悪女と呼ぶなら呼ぶがよろしい
市民が平等であることを謳って、だれもが幸せであるようなふりをするのです。
そのようなことがありえるはずもありません。
私を崇めなさい。
これは決められたことなのでした。
権力と財力を授けてくださり、それに加えて、この美貌もくださった両親には、しっかりと感謝しなければなりませんね。
生まれ落ちたその瞬間から、選ばれた存在であるこの私は、運が良いだとか、そういう次元の話ではありませんでした。
この美しい顔が、あとほんの少しばかりでも醜かったなら。
父が母だけを愛する愛妻家ではなく、よりたくさんの子を作ってしまっていたなら。
まるで同じ条件であったとしても、少しだけでも時代がずれてしまっていたなら。
僅かな違いでもこうはいかなかったであろうからこそ、私がいかに神に選ばれた存在であるかということの、証明であるような気がしました。
生きていくことさえ困難で、日々の命を繋ぐために、右往左往しているだなんて笑えてしまいます。
「お疲れ様です」
零れた笑いに気付いてもいないのか、私の慈悲の心を思い込んで、ありがたがってなどいるのです。
米作りを協力して行い、格差などない平等を信じる、そんな古い時代はもう終わるのですよ。
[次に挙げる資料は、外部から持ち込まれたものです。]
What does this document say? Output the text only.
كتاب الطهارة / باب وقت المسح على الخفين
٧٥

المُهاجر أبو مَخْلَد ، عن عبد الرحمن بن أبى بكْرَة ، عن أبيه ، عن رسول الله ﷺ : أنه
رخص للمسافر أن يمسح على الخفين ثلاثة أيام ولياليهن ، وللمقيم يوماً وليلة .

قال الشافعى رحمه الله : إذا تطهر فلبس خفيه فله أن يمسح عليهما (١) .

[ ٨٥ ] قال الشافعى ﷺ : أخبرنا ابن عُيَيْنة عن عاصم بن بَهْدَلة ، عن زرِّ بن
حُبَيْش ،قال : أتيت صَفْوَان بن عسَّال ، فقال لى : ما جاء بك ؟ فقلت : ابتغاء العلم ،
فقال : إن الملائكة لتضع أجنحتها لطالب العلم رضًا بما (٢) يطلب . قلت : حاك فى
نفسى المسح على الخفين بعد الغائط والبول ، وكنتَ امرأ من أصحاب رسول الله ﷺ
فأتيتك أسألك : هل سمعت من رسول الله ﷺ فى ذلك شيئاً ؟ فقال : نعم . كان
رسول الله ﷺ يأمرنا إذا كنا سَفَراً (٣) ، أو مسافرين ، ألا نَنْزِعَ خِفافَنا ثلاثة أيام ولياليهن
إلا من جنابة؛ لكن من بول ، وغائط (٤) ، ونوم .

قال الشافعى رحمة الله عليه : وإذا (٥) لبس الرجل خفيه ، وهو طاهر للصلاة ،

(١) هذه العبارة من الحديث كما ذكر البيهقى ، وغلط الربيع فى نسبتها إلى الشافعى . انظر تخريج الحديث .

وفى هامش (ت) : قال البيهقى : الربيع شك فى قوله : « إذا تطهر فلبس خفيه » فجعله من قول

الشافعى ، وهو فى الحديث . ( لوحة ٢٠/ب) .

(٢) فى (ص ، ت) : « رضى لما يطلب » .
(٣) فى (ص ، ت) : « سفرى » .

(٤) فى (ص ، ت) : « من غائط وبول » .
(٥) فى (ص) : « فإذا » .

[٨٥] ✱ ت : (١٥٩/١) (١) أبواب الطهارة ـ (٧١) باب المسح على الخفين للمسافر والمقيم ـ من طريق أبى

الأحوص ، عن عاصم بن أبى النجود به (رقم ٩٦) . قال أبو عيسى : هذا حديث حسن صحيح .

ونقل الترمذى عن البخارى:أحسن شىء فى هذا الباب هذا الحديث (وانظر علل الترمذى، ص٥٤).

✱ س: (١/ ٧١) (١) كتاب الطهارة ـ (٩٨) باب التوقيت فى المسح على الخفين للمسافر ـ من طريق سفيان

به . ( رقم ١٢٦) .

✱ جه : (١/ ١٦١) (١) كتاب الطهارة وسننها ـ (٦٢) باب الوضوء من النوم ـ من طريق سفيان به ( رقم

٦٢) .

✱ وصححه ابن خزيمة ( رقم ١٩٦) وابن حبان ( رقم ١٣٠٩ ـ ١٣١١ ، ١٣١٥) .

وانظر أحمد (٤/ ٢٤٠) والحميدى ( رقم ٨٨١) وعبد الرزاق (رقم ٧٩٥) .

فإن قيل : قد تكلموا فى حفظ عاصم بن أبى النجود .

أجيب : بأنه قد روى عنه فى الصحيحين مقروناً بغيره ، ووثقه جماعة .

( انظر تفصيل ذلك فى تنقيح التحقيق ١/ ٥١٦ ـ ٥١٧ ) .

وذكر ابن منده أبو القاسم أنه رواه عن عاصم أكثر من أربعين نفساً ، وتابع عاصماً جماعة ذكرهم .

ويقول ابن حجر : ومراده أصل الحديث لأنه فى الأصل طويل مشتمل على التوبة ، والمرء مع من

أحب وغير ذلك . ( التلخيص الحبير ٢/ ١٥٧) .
そもそも、私の頭の辞書は、いくら探そうと協力という文字が見つからないのです。
他人と協力して、努力してだなんてこと、経験がないものですから、私は知っているはずもないのですよ。
私は私であり、唯一無二の、特別な存在であり続けました。
私を崇めなさい。
それが正であることは間違えないことであり、確実なことでありました。
この世界においては、私を崇めることが、正しいこととして罷り通ってしまうのです。
もちろん、そうなる道は両親が私のために用意してくれたものでありますし、私が維持しようと凛としているところです。
けれども信じきられて、私が神であることが、常識的な事実になって来ていることは、やはりどうしても面白おかしく思えるのでした。
このまま上手く騙していけば、くにの全ては私の思いのままになりましょう。
滅ぼすつもりはありませんが、私が消えてしまったときに、滅んでしまうこととなりましょう。
そうなったら、私を悪女として後世へと伝えていくがよろしい。
私の生きている間さえ、夢を見させておけば良いのです。